- Born: October 1960 (age 64)
- Citizenship: Indian
- Education: The Scindia School, Gwalior
- Alma mater: London School of Economics (BSc) University of Cambridge (MPhil)
- Occupation: Businessman
- Known for: Founder and CEO, Indus Gas
- Board member of: Indus Gas
- Spouse: Married
- Children: 2
- Website: www.indusgas.com

= Ajay Kalsi =

Indian billionaire businessman

Ajay Kalsi (born October 1960) is an Indian billionaire businessman, the owner of a range of companies in oil and gas, footwear, commodity trading, real estate and business process outsourcing.

==Early life==
Ajay Kalsi was born in October 1960, educated at the Scindia School, and received a bachelor's degree in economics from the London School of Economics followed by a master's degree in economics from Cambridge University.

==Career==
Kalsi inherited a shoe business in Kanpur, India from his family.

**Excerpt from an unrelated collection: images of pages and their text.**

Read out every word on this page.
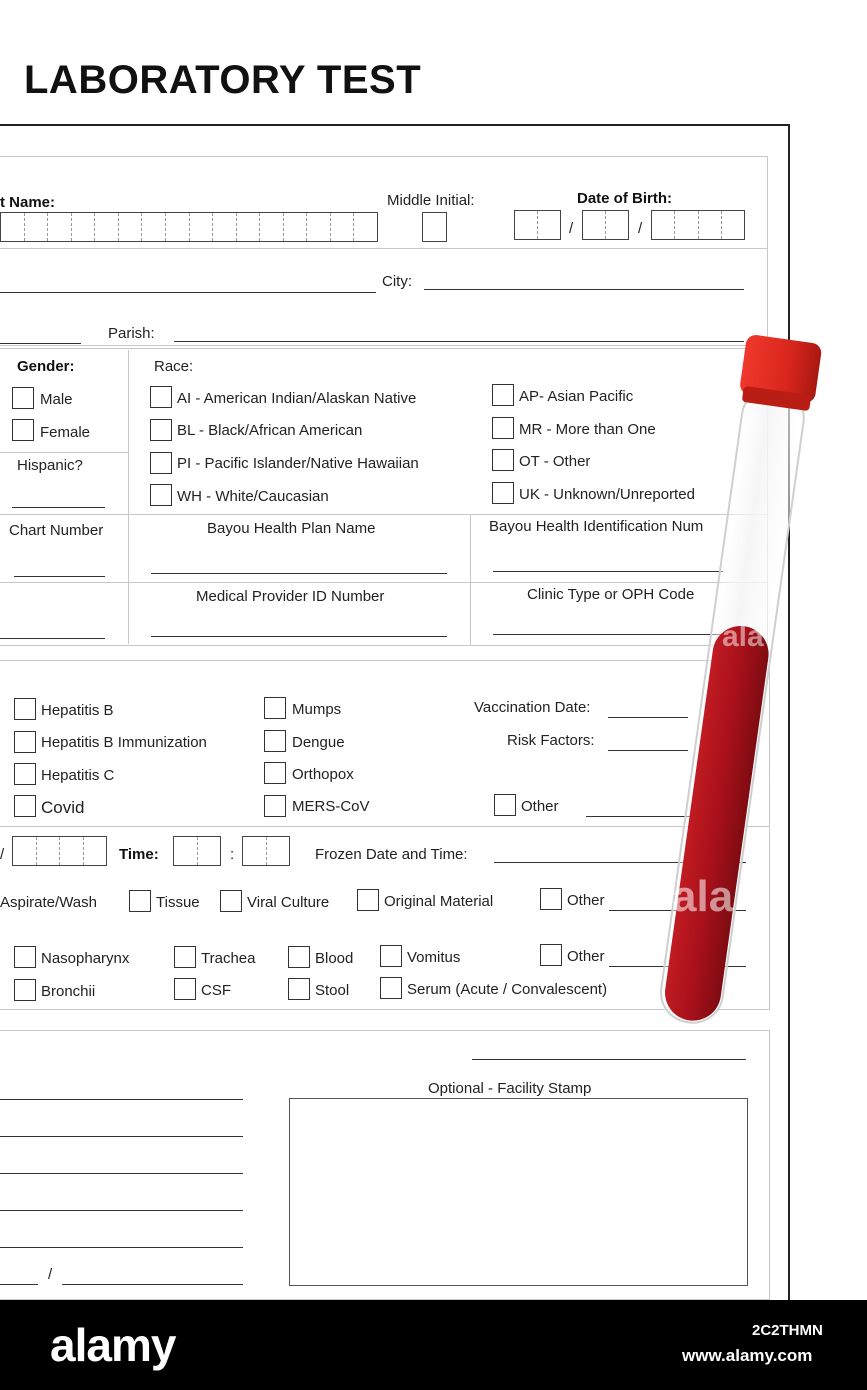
LABORATORY TEST
t Name:	Middle Initial:	Date of Birth:
/	/
City:
Parish:
Gender:
Male
Female
Hispanic?
Race:
AI - American Indian/Alaskan Native
BL - Black/African American
PI - Pacific Islander/Native Hawaiian
WH - White/Caucasian
AP- Asian Pacific
MR - More than One
OT - Other
UK - Unknown/Unreported
Chart Number	Bayou Health Plan Name	Bayou Health Identification Num
Medical Provider ID Number	Clinic Type or OPH Code
Hepatitis B
Hepatitis B Immunization
Hepatitis C
Covid
Mumps
Dengue
Orthopox
MERS-CoV
Vaccination Date:
Risk Factors:
Other
/	Time:	:	Frozen Date and Time:
Aspirate/Wash	Tissue	Viral Culture	Original Material	Other
Nasopharynx	Trachea	Blood	Vomitus	Other
Bronchii	CSF	Stool	Serum (Acute / Convalescent)
Optional - Facility Stamp
/
ala
ala
alamy	2C2THMN
www.alamy.com
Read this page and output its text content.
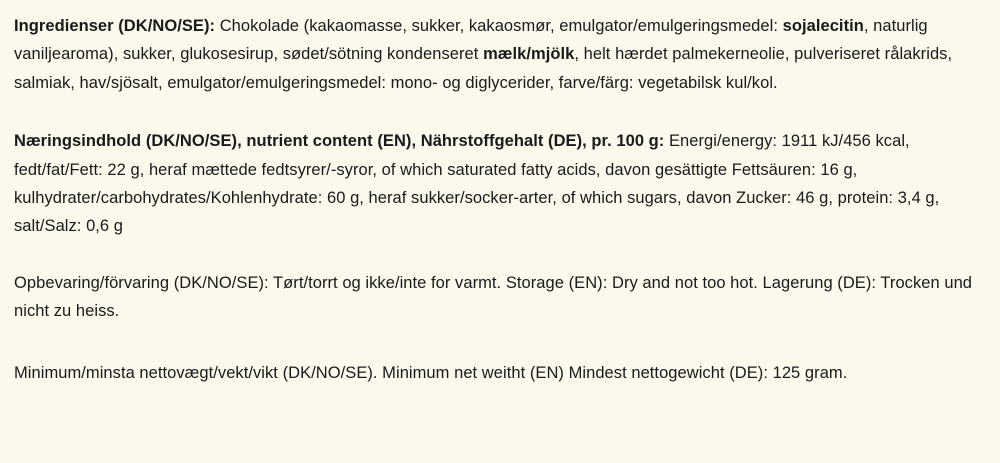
Ingredienser (DK/NO/SE): Chokolade (kakaomasse, sukker, kakaosmør, emulgator/emulgeringsmedel: sojalecitin, naturlig vaniljearoma), sukker, glukosesirup, sødet/sötning kondenseret mælk/mjölk, helt hærdet palmekerneolie, pulveriseret rålakrids, salmiak, hav/sjösalt, emulgator/emulgeringsmedel: mono- og diglycerider, farve/färg: vegetabilsk kul/kol.

Næringsindhold (DK/NO/SE), nutrient content (EN), Nährstoffgehalt (DE), pr. 100 g: Energi/energy: 1911 kJ/456 kcal, fedt/fat/Fett: 22 g, heraf mættede fedtsyrer/-syror, of which saturated fatty acids, davon gesättigte Fettsäuren: 16 g, kulhydrater/carbohydrates/Kohlenhydrate: 60 g, heraf sukker/socker-arter, of which sugars, davon Zucker: 46 g, protein: 3,4 g, salt/Salz: 0,6 g

Opbevaring/förvaring (DK/NO/SE): Tørt/torrt og ikke/inte for varmt. Storage (EN): Dry and not too hot. Lagerung (DE): Trocken und nicht zu heiss.

Minimum/minsta nettovægt/vekt/vikt (DK/NO/SE). Minimum net weitht (EN) Mindest nettogewicht (DE): 125 gram.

Kalsi founded Indus Gas, and is its CEO. He is the chairman of Focus Energy Limited. He has been a director of Indus Gas since April 2008 and is a director of Focus Energy Limited. Kalsi was a director of Phoenix International Ltd from April to December 2006. He is a member of the World Economic Forum, where he has been designated a "Global Leader of Tomorrow".

As of November 2011, Kalsi and his wife owned 70% of Indus Gas, having sold 30% in January 2011, following a listing on London's Alternate Investment Market.

As of March 2015, Kalsi's net worth is estimated to be $1.2 billion, according to Forbes.

==Personal life==
Kalsi is married and lives in Delhi, India. In 2011, he was building a new wave pool for his daughter, the size of four Olympic swimming pools.